You're just describing information theory. Every message is contextualized within the codebooks used to encode/decode it. Sometimes we call that codebook "language", sometimes it uses another representation.
data isn't the carrier, it isn't the signal (information), and it certainly isn't the meaning (interpretation). A reasonable first approximation is that data is _message_.
If all information has to be accounted for and stored somewhere, and context is part of the information, then you can't store any information without storing all information, everywhere. Because every bit of information exists inside the context of the entire universe.
Appropriate that you're talking about idiosyncratic domain specific usage of terminology, I'm not sure what you mean by "information theoretic" here. I've always heard it used to refer specifically to the information theory of Claude Shannon.
Information in "entropy" sense is objective and meaningless. Meaning only exists within a context. If we think "data" represent information, "interpreters" bring us context and therefore meaning.
>Scientists started with written texts from 17 languages, including English, Italian, Japanese, and Vietnamese. They calculated the information density of each language in bits—the same unit that describes how quickly your cellphone, laptop, or computer modem transmits information.
I feel like the whole "bits" calculation is a neat way to get into the media, but not actually related to "information density".
Edit: Been informed I'm deeply ignorant on Information Theory.
I love maths when it takes complicated problems and models them in simple terms. I think "Information Theory" actually does the opposite - it's taken a problem about *data encoding* and articulated that problem as something that can tell us about the properties and nature of *information* itself.

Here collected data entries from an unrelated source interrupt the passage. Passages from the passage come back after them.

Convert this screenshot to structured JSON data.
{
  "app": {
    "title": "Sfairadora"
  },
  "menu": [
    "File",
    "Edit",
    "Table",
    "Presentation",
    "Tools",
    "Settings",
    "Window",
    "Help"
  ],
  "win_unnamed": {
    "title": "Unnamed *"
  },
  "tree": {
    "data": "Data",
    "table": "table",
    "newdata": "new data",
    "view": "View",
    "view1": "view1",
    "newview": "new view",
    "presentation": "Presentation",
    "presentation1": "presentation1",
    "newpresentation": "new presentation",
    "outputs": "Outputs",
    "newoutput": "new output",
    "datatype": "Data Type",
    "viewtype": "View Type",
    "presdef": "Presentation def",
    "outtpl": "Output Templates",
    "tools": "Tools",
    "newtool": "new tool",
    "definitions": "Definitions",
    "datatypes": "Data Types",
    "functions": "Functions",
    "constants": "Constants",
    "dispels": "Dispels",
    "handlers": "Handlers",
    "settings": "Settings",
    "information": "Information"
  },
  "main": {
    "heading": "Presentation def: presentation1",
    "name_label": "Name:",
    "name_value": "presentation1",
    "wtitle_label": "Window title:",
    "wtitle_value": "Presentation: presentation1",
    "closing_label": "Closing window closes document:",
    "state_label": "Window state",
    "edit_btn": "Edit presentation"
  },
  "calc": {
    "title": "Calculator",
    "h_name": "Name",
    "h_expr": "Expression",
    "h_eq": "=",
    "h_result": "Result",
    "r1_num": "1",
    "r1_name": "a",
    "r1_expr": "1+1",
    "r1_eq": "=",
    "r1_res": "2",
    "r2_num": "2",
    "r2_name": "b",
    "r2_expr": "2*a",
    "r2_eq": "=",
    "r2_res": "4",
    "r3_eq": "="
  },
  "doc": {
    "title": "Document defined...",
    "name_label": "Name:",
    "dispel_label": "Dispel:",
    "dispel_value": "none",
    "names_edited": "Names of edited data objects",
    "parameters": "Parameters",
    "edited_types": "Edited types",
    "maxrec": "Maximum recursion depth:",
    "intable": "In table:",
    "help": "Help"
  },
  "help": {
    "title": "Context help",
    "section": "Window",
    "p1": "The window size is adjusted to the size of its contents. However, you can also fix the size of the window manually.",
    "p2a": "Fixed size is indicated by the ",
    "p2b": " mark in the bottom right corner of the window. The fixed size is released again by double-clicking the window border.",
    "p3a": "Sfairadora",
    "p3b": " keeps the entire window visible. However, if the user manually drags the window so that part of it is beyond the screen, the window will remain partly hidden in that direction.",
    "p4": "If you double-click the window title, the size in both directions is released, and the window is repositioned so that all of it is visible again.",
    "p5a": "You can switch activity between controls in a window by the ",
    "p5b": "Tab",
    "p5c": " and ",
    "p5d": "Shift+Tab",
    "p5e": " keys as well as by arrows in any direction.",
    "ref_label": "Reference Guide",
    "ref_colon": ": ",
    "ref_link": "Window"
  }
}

The theory implies that pieces of information are comparable with other pieces of information but this is only true inside a strict set of boundaries defining what can possibly be encoded.
Investigating the nature of information and finding ways to measure it is a subject that will never sit comfortably in the sciences. That's okay, let's not force it! Maybe it's time we reconsider labeling this with the very grand title of "Information Theory".
Information theory addresses semantics through mutual information. 'Meaning' entails reference, and when A refers to B they have mutual information. Mutual information is how Shannon measures the carrying capacity of a channel.
From someone who has dabbled in information theory (the real one), I am just as confused as you.
What I have observed in the past decade is that calling things “information theory of something” makes it somehow more palatable for a broader audience.